That's a fair comment. The reality is that the many chapters and incarnations of the softwood lumber disputes over 20-plus years have tended to be, since NAFTA, all through chapter 19. We've been contesting countervailing duties throughout this whole time, using chapter 19. There are over 20 legal cases out there, as you know, that are either chapter 19-related or WTO-related.
The reality is that chapter 19 is imperfect. Chapter 19 is the one that allows spurious cases that are not well substantiated to be launched, which is what we have today. You can make allegations about dumping, you can make allegations about subsidy, and you can put in place 27% duties, all under chapter 19. So chapter 19 is being used, and at the end of the day I think we all recognize--and Mexico has come to recognize--that it's a pretty expensive proposition to take these battles right down to the final legal victory. Indeed, there may never be a final legal victory if some of the protectionists have their way in the U.S.

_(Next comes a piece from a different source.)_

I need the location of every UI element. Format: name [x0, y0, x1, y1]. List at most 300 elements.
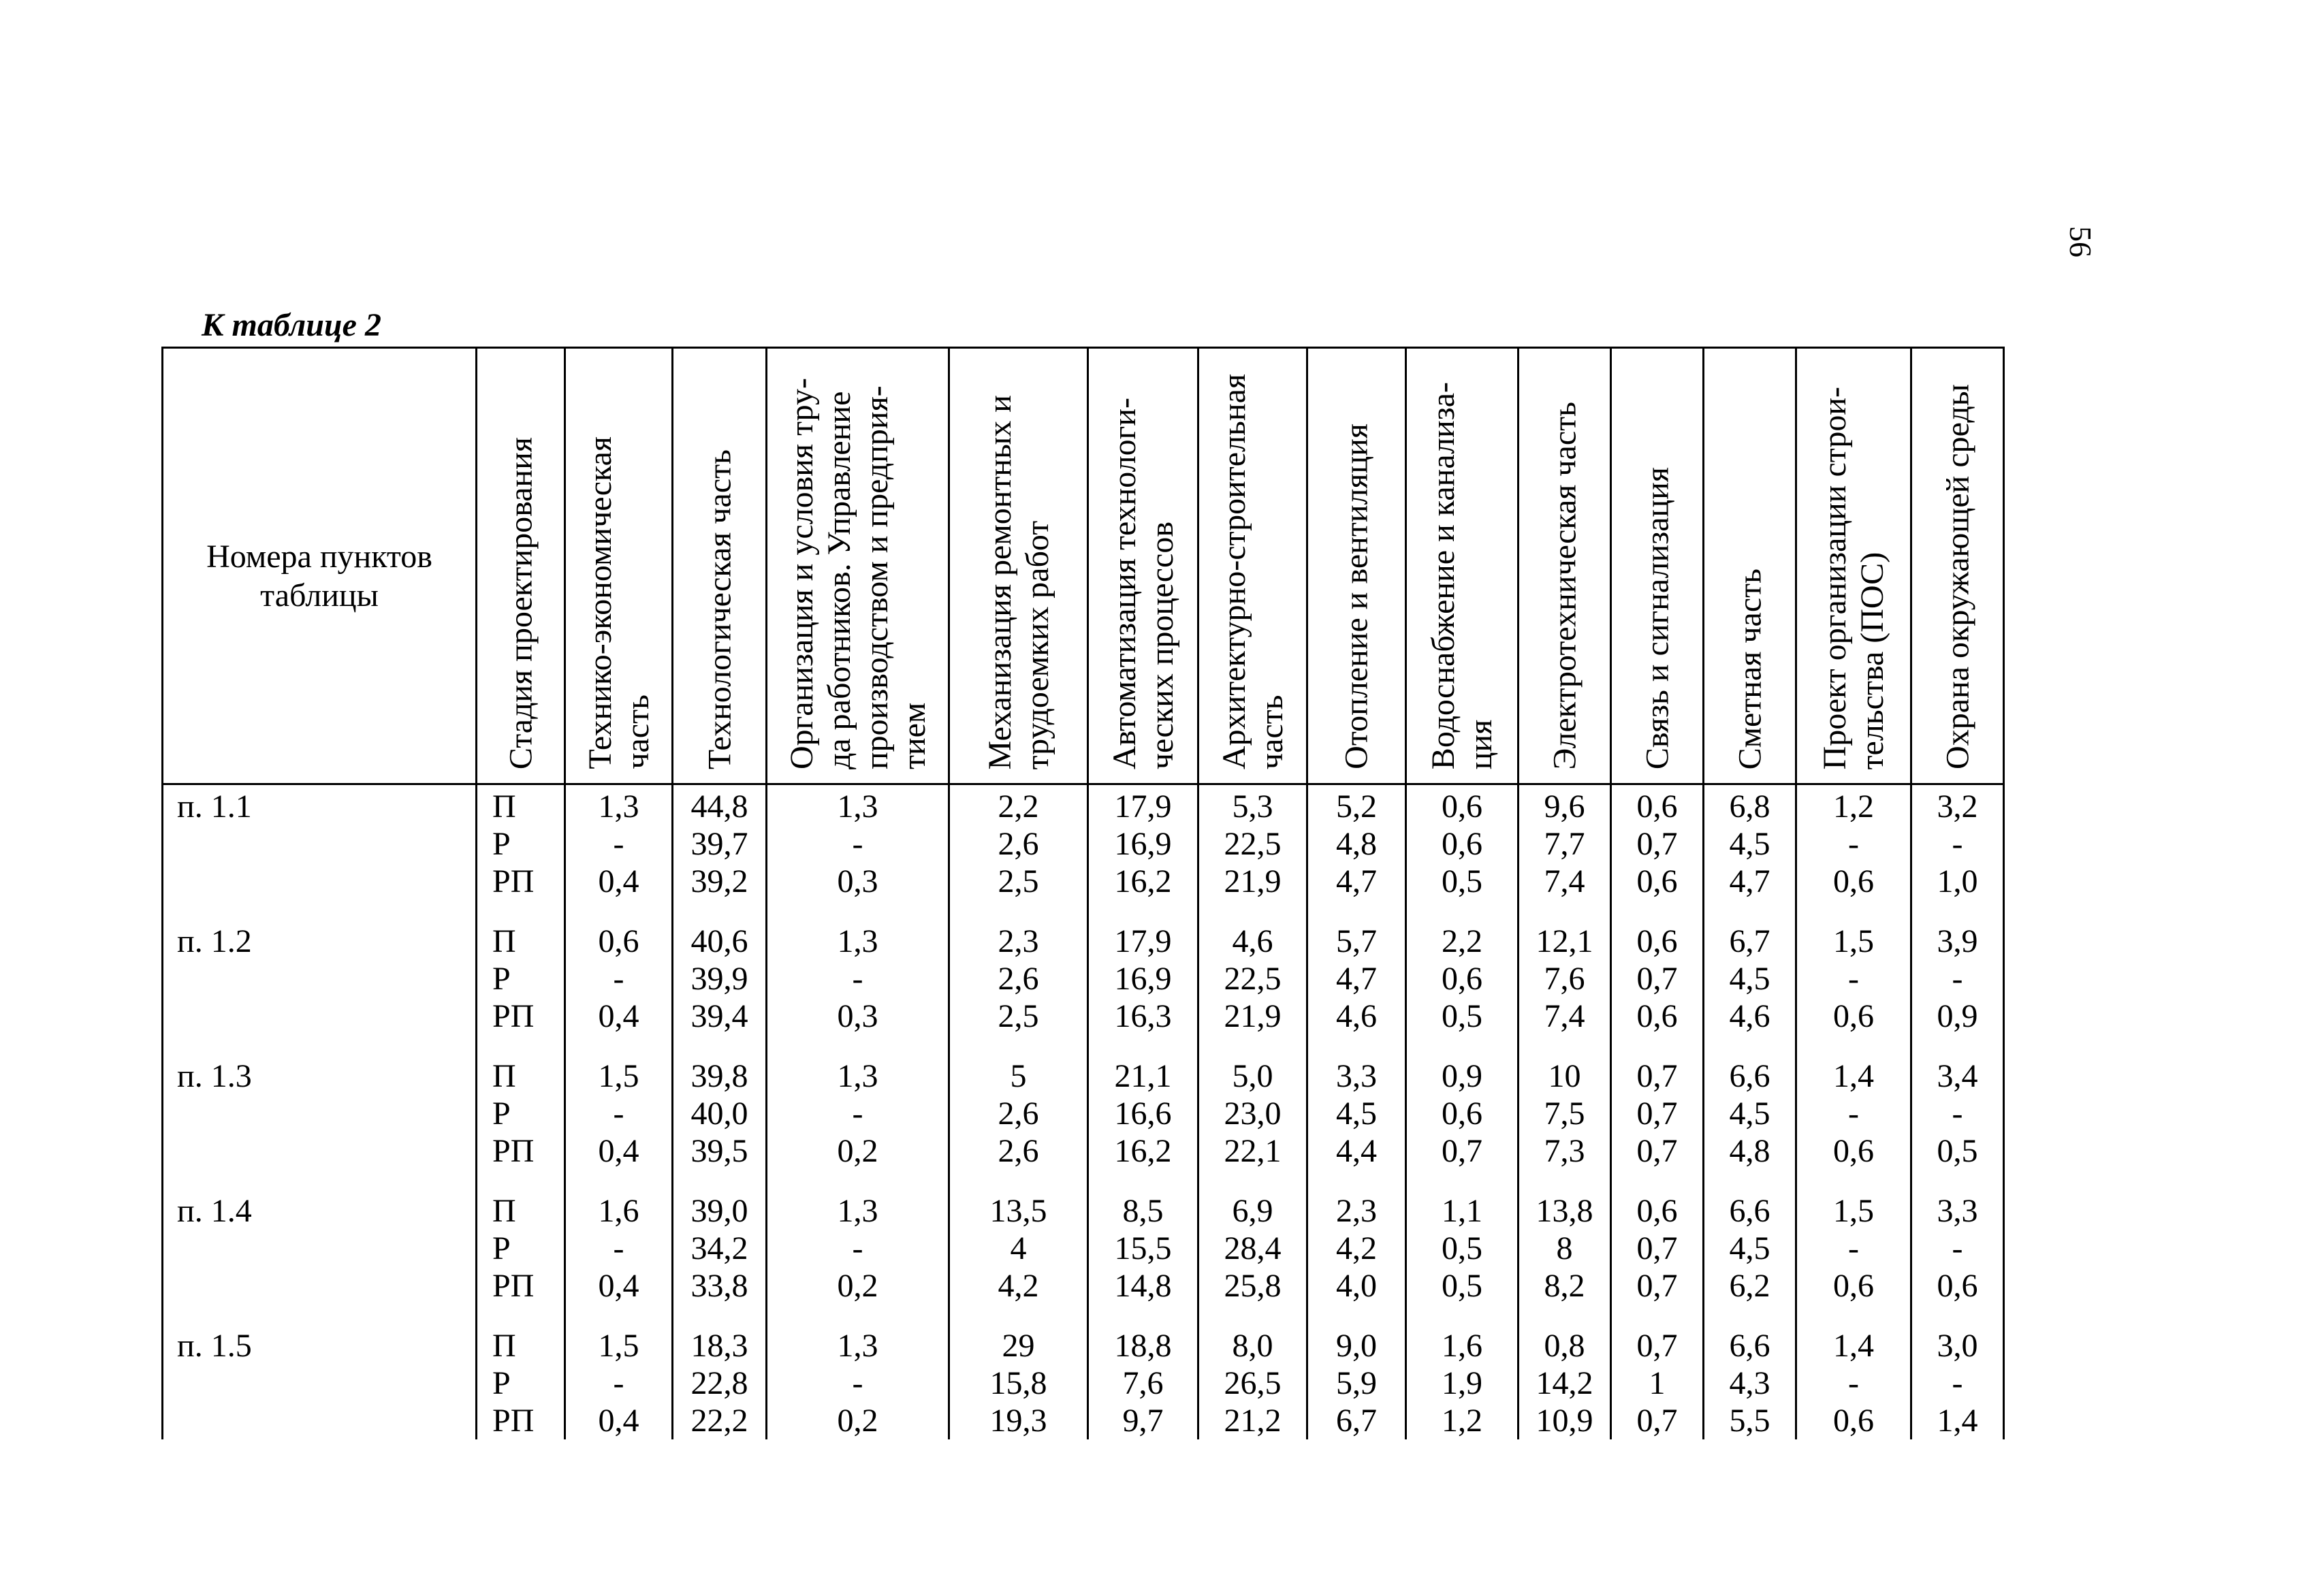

So this framework says that if we can't fix chapter 19 and get a more rigorous test for when a countervailing duty can be brought, or a more rigorous test for when an anti-dumping duty can be brought, or a more timely resolution of the dispute, then let's have an agreement that precludes these disputes and gets back to a basis of stability for the industry.
That's the trade-off we've made. We've decided that we're far better off to have stability, to have the Americans swear off taking actions, and to get on with a more stable and predictable environment to build the industry.